Single-cell RNA sequencing of B cells from healthy donors and SLE patients

Systemic Lupus Erythematosus (SLE) is an autoimmune disease characterized by pathogenic auto-antibodies that cause end organ damage. B cells are thought to play a central role in the immunopathogenesis of SLE and display several abnormalities in patients, including a strong type I interferon signature as well as lower expression of surface markers including TLR9 and Fc?RIIB. To characterize differences in the proportion of distinct B cell subsets as well as intrinsic transcriptomic differences between B cells from healthy donors and SLE patients, we performed single-cell RNA sequencing on B cells isolated from PBMCs of donors. Several notable features were observed, including a strong interferon response signature among SLE B cells, and the expansion of CD11c+T-bet+ B cell subsets in these patients. Additionally, several surface molecules including MHC Class II proteins and surface proteins such as CD74 and CD52 were found to be differentially expressed in B cells isolated from SLE patients. The differences in B cell subset proportion as well as expression of various genes might play a role in B cell mediated pathogenesis of SLE. Overall design: Whole transcriptome data for HC (n = 2) and SLE (n = 3).
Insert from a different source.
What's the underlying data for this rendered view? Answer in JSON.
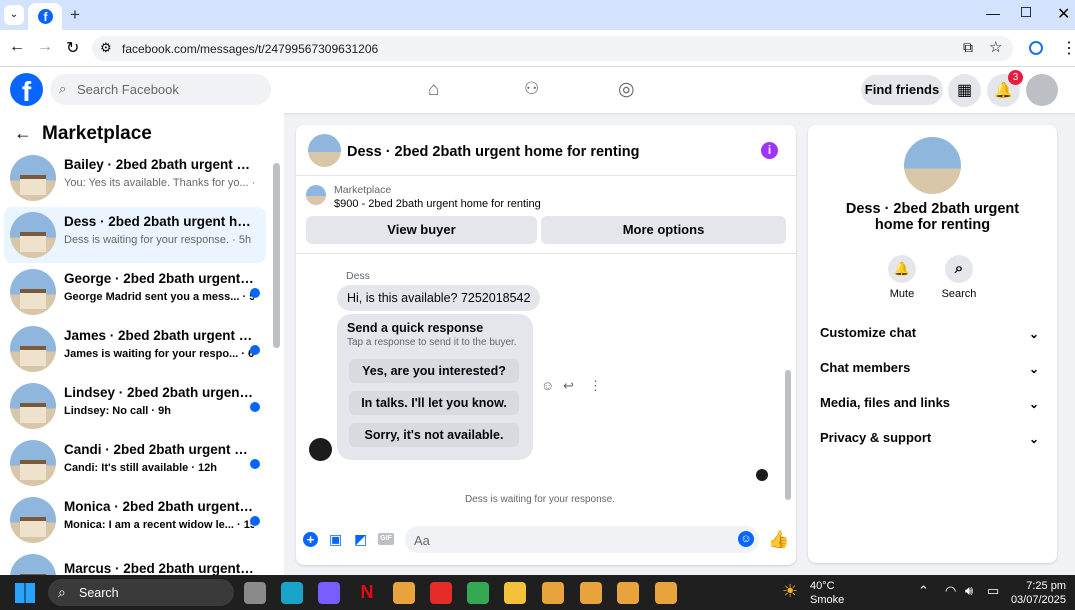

系统性红斑狼疮（Systemic Lupus Erythematosus, SLE）是一类以致病性自身抗体介导终末器官损伤为特征的自身免疫性疾病。现有研究表明，B细胞在SLE的免疫发病机制中居于核心地位，患者体内的B细胞存在多项异常，包括显著的I型干扰素（type I interferon）应答特征，以及TLR9、FcγRIIB（FcγRIIB）等表面标志物的表达水平降低。为明确健康供者与SLE患者B细胞的亚群比例差异，以及不同来源B细胞的内在转录组特征差异，本研究对从供者外周血单个核细胞（Peripheral Blood Mononuclear Cells, PBMC）中分离得到的B细胞进行了单细胞RNA测序（single-cell RNA sequencing）。研究观察到多项标志性变化：SLE患者的B细胞中存在强烈的干扰素应答特征，且CD11c+T-bet+ B细胞亚群在该类患者体内发生扩增；此外，在SLE患者来源的B细胞中，包括MHC II类蛋白（MHC Class II proteins）以及CD74、CD52等在内的多种表面分子均呈现差异表达。B细胞亚群比例的改变与各类基因的表达差异，可能参与B细胞介导的SLE发病过程。总体实验设计：健康对照组（HC, n=2）与SLE组（n=3）的全转录组数据。